Demain une loi Hadopi pour les livres ?

par Krokodilo
vendredi 15 mai 2009

Nos députés ont fait un formidable travail de protection des droits d’auteur en votant cette loi, salués en cela par une poignée de grands artistes, mais ils doivent aller plus loin et mettre fin à un scandale qui concerne un domaine trop souvent négligé, occulté par les lumières du star-sytème et du showbizness : les livres.

 
Notre président a commencé à prendre la mesure du problème, puisqu’il a annoncé sa volonté de protéger les manuels scolaires et les droits des éditeurs :
 
« Nicolas Sarkozy a annoncé son souhait d’organiser dans les mois à venir des États généraux de la création qui traiteront notamment du problème "de la reproduction en très grandes quantités d’oeuvres par l’Éducation nationale". Signe que pour le chef de l’État, l’éducation doit être au service des auteurs, et non l’inverse. »
 
Mais on espère qu’il s’attaquera avec son énergie habituelle à un scandale vieux de plus d’un siècle dans le domaine des livres, un pernicieux système de licence globale que l’on appelle « abonnement annuel à la bibliothèque municipale », et qui concerne également les bibliothèques universitaires. Selon nos sources, une nouvelle loi est en préparation dans le plus grand secret, un Hadopi spécial livres.
 
Pour une somme dérisoire, ce sont des centaines de milliers de gens qui lisent des romans gratuitement, autant de droits d’auteur en moins pour les écrivains !
 
Sans aller jusqu’à dire que les vedettes du showbiz se dorent la pilule sous les feux de la rampe... disons qu’il paraissent souvent mieux lotis que les travailleurs de la plume, exception faite des gros vendeurs.
 
Il est temps de combattre ces inégalités injustifiées entre différentes catégories d’artistes ! La protection contre le piratage ne doit pas s’appliquer seulement à l’audiovisuel, musique, chansons, séries et films, car la situation est grave : je peux personnellement témoigner que j’ai vu des enfants de 7 ans emporter un livre à la maison (parfois trois à la fois), sans avoir déboursé un seul euro !
 
Pire : leur geste criminel est approuvé par leurs parents, attendris par un goût de la culture se manifestant chez leur progéniture de façon assez inattendue, quand il ne s’agit que d’une vocation de délinquant ou de l’attrait malsain de l’interdit.
 
Et l’argument selon lequel les gros lecteurs de bibliothèques seraient aussi les gros acheteurs de livres est fallacieux : où sont les études scientifiques qui le prouvent ? 
Les faits sont têtus : un livre lu quasiment gratuitement est un manque à gagner pour les artistes, et rappelons, comme l’a fait Pierre Arditi à juste titre, que Laurel et Hardy ont fini dans la misère, alors que leur oeuvre est immortelle. 
 
Quelle société fabriquons-nous en incitant nos enfants à lire des livres sans les payer ? Les bibliothèques municipales sont des foyers d’anarchie, des écoles du crime où l’on apprend le piratage des oeuvres et le mépris de l’artiste.

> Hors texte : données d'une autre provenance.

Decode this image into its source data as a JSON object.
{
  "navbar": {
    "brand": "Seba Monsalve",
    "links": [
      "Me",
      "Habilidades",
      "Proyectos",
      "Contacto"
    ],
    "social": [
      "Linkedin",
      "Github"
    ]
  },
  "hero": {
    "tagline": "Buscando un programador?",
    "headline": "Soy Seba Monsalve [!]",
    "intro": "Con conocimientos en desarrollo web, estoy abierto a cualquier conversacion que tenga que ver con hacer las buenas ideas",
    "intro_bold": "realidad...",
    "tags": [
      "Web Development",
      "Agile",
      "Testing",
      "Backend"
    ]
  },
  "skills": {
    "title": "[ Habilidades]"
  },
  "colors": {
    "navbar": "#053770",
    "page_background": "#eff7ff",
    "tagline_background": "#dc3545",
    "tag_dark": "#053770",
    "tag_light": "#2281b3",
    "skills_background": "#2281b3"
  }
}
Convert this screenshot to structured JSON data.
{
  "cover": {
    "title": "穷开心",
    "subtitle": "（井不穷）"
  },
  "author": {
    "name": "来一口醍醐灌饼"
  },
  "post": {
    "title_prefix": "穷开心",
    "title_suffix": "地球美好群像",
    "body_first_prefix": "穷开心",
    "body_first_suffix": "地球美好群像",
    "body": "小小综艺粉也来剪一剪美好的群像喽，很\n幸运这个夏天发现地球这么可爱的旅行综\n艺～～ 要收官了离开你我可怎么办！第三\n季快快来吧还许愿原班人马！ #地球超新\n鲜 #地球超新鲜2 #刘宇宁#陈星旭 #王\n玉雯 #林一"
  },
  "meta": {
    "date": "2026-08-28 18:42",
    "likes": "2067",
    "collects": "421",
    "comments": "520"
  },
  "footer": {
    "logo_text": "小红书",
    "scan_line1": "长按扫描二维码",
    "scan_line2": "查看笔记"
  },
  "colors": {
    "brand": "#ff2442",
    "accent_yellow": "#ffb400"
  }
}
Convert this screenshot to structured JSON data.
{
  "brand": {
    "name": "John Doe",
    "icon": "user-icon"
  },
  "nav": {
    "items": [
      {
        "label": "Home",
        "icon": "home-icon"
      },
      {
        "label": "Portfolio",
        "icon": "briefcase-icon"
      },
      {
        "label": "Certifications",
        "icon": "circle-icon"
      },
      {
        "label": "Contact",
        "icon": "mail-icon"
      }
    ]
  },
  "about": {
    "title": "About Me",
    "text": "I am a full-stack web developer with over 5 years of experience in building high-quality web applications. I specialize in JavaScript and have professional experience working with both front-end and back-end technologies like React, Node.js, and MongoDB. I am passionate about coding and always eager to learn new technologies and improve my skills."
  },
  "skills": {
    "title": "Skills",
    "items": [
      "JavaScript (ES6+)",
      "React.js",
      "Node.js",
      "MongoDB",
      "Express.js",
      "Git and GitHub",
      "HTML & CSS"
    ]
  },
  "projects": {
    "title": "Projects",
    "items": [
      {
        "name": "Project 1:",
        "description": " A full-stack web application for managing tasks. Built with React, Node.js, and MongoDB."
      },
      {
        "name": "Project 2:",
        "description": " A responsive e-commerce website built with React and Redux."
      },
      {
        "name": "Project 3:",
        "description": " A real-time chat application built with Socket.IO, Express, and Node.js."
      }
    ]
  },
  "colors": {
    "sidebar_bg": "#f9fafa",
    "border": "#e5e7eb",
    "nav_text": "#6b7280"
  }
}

Et nos écoles primaires sont complices, qui partout en France amènent quasiment chaque semaine les enfants du primaire dans ces lieux où sont probablement nées de nombreuses vocations de pirates informatiques, ceux-là même contre lesquels lutte la loi Hadopi. 
 
Hadopi ne suffit pas. Il faut s’attaquer aux racines du mal : fermons toutes les bibliothèques et médiathèques de France ! 
 
Espérons que nos députés s’attaqueront aussi au scandale du prêt de livre entre copains, le pair à pair (peer to peer), dont le principe est très simple : un consommateur qui a acheté un livre le prête à un autre pour qu’il le lise gratuitement, sans rémunérer l’auteur ! 
On estime le manque à gagner pour les écrivains à des millions d’euros... 
 
Selon nos sources, les options techniques retenues seraient l’insertion dans chaque livre électronique (e-book) d’un logiciel qui liste et transmette nos lectures à une Haute autorité et, pour les livres papier à l’ancienne mode, une puce électronique incrustée dans la reliure, couplée à un GPS pour tracer le prêt de livres.
 
Le gouvernement, pour couper court aux critiques sur une menace aux libertés fondamentales, a bien précisé, dans son avant-projet, que chacun gardera le droit inaliénable et imprescriptible de lire et relire un livre acheté légalement, et ce, pour un nombre illimité de relectures.
 
Les grands groupes de presse se sont montrés très intéressés par ce projet. Ils envisagent de lutter contre la lecture illégale des journaux et magazines en utilisant une encre biodégradable qui s’autodétruit au bout de 24 heures (pour les quotidiens) et d’une semaine (pour les hebdomadaires).
 
Ainsi, le talent des journalistes, eux aussi artistes de la plume, sera-t-il davantage respecté lorsque la lecture illicite des journaux sera contrecarrée. Un SDF, par exemple, ne pourra plus lire gratuitement le journal sur lequel il dort, mais l’usage de celui-ci comme isolant thermique sera toujours possible, c’est une situation gagnant-gagnant.
 
Lorsque la future loi aura été appliquée et les bibliothèques fermées, le problème se posera de savoir quoi faire de ces millions d’ouvrages : les vendre à la tonne, au poids du papier ? Pas rentable. Les brûler ? Certains n’hésiteraient pas à évoquer Fahrenheit 451, le roman de Ray Bradbury (superbement adapté au cinéma par Truffaut). Les donner ? Indigne d’un gouvernement libéral et contraire aux intérêts des auteurs. Le plus rationnel sera d’organiser une gigantesque vente publique de ces millions de livres d’occasion qui auront été si souvent lus illégalement.
 
Enfin ces livres orphelins trouveront leur destin, leur légitime propriétaire, celui qui aura seul le droit de les chérir, de les lire et les relire en toute légalité. (Le prêt intrafamilial sera probablement autorisé).
 
Dans son combat pour la fermeture de toutes les bibliothèques municipales, en faveur de la culture pour tous dans le respect des écrivains, le gouvernement espère l’appui du Nouvel observateur et de Denis Olivennes, président de son directoire, ancien dirigeant du groupe Fnac et inspirateur de la loi Hadopi par le rapport qui porte son nom. 
 
Une société juste est une société où les droits de chacun sont calculés au plus juste. 
 
(Pour aller plus loin sur le sujet – et plus sérieusement )
 
(Pour aller plus loin dans la déconnade, un texte humoristique anonyme venu de Russie
 sur la question des droits d’auteur, à la sauce futuriste orwellienne)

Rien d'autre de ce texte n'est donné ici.